As autoridades canadenses formalizaram acusações contra Geoffrey Wall, de 59 anos, um ex-piloto da Air Canada que operou aeronaves comerciais por 17 anos sem a licença exigida para a função de capitão. Embora Wall possuísse algumas credenciais válidas, a investigação confirmou que ele não detinha a habilitação necessária para comandar as aeronaves nos cerca de 900 voos realizados entre 2009 e 2025. O caso veio à tona após uma verificação aleatória no Aeroporto Internacional Pearson, ocorrida após o profissional ter se aposentado no ano passado. Wall responde agora a sete acusações criminais, incluindo fraude e falsificação de documentos.
Em resposta à descoberta, a Air Canada afastou o ex-funcionário e iniciou uma auditoria interna para revisar seus protocolos de conformidade e segurança.
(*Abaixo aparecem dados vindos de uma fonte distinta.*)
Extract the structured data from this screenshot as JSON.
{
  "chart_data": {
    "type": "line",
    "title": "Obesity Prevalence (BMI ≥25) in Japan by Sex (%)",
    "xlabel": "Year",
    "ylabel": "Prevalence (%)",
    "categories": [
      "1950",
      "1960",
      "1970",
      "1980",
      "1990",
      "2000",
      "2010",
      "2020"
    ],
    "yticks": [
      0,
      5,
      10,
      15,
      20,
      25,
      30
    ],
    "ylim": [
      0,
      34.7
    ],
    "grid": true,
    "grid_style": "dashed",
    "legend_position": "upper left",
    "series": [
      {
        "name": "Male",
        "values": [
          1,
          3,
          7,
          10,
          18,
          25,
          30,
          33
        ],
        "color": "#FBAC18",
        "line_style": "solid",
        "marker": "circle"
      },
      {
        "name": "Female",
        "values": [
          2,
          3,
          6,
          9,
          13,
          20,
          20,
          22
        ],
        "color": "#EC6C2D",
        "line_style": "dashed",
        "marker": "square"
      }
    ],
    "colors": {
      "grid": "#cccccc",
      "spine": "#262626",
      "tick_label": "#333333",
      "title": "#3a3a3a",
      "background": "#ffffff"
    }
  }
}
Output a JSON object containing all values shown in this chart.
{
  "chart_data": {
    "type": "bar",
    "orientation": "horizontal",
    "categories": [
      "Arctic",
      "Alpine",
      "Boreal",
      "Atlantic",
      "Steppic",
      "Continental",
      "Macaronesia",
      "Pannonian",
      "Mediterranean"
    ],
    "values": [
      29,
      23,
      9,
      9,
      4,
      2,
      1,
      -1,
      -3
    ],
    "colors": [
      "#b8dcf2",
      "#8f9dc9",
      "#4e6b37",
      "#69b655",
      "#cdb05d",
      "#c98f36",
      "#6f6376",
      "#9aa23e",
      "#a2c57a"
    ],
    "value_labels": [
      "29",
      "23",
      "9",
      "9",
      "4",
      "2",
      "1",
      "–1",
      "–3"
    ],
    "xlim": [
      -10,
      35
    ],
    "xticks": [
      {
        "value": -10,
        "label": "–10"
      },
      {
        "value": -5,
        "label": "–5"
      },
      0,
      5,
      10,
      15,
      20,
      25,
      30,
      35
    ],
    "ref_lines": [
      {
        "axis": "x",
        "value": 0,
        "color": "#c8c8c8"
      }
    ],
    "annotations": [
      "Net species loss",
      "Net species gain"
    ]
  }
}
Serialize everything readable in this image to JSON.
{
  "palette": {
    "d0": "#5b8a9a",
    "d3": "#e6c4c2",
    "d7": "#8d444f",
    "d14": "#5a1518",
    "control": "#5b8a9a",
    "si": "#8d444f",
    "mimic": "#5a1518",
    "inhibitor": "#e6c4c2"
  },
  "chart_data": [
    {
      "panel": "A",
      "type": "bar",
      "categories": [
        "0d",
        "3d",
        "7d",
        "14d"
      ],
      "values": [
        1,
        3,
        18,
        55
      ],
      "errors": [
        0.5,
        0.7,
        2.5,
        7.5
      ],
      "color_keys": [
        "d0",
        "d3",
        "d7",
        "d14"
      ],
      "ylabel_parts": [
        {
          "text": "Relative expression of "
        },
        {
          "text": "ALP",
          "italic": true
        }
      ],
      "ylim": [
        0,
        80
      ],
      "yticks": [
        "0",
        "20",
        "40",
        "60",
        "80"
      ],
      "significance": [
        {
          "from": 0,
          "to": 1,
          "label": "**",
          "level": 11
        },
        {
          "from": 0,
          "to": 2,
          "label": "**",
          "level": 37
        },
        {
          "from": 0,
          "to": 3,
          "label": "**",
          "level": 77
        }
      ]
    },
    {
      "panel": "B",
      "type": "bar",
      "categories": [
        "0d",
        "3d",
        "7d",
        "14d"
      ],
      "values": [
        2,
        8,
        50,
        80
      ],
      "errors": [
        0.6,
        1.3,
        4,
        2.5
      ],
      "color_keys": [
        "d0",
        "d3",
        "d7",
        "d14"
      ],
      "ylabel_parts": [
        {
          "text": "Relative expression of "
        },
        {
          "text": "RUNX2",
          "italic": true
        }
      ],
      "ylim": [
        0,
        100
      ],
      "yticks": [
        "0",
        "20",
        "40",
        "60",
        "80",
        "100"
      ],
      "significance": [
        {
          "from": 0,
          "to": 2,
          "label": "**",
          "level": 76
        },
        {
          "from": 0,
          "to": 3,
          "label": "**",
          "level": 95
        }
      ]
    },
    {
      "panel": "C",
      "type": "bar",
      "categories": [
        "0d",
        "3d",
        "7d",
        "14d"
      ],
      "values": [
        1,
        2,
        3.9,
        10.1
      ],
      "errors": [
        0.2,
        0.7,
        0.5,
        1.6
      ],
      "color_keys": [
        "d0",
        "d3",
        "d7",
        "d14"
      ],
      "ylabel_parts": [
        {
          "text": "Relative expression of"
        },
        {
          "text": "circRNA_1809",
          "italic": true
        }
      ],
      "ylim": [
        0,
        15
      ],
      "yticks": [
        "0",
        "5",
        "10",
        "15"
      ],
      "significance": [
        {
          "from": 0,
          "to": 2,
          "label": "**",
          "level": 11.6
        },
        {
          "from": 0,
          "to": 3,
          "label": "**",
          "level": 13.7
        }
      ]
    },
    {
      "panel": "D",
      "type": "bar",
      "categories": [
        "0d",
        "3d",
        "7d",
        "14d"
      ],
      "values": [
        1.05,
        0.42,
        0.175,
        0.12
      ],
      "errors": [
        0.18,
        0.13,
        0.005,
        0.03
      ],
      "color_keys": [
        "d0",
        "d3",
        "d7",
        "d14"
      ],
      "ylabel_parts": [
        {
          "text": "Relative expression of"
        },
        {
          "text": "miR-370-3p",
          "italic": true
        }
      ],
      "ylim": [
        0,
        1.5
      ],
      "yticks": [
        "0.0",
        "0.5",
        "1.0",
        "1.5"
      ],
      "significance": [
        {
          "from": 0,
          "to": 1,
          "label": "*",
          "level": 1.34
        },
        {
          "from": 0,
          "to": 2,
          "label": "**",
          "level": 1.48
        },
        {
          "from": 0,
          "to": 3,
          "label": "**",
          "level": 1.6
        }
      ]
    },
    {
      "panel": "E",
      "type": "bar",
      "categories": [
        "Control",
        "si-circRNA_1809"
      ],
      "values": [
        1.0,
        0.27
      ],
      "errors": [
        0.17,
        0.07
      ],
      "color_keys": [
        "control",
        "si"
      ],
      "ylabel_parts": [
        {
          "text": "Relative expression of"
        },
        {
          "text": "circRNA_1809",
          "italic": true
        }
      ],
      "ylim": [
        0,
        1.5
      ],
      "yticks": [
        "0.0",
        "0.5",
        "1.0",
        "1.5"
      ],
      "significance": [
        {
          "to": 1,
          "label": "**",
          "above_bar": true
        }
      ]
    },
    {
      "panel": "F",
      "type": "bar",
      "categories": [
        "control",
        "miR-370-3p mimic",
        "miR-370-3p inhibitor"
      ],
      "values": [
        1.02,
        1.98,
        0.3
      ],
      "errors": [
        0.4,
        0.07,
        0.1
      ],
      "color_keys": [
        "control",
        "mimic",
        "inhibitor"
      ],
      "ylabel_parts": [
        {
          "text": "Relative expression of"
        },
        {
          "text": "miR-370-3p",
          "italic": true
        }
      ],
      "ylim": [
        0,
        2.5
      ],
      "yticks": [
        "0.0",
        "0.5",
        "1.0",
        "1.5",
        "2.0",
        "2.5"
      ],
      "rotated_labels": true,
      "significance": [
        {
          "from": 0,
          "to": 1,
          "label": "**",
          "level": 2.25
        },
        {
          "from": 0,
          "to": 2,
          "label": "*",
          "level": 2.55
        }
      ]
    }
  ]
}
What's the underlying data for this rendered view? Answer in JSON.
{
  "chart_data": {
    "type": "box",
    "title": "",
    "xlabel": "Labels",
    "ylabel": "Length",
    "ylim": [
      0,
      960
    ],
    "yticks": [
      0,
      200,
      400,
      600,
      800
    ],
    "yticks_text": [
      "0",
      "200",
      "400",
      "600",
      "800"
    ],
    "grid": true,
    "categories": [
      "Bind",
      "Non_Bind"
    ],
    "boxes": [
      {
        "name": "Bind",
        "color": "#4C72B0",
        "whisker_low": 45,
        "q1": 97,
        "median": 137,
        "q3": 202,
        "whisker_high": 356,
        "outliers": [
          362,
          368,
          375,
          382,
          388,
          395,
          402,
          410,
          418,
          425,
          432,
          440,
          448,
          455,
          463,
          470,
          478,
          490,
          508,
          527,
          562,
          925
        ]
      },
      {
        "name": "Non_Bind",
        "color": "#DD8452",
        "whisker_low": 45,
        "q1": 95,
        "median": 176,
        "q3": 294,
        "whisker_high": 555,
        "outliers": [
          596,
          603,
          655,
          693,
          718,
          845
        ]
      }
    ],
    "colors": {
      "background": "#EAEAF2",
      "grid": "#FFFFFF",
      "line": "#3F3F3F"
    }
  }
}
A companhia aérea ainda não detalhou as falhas específicas que permitiram a irregularidade por quase duas décadas, mas reforçou que a segurança dos passageiros foi mantida por meio de treinamentos de reciclagem obrigatórios que todos os pilotos devem cumprir periodicamente. O caso levanta preocupações sobre a eficácia dos processos de verificação de documentos no setor aéreo, enquanto a investigação sobre o período de atuação irregular do ex-piloto permanece em curso.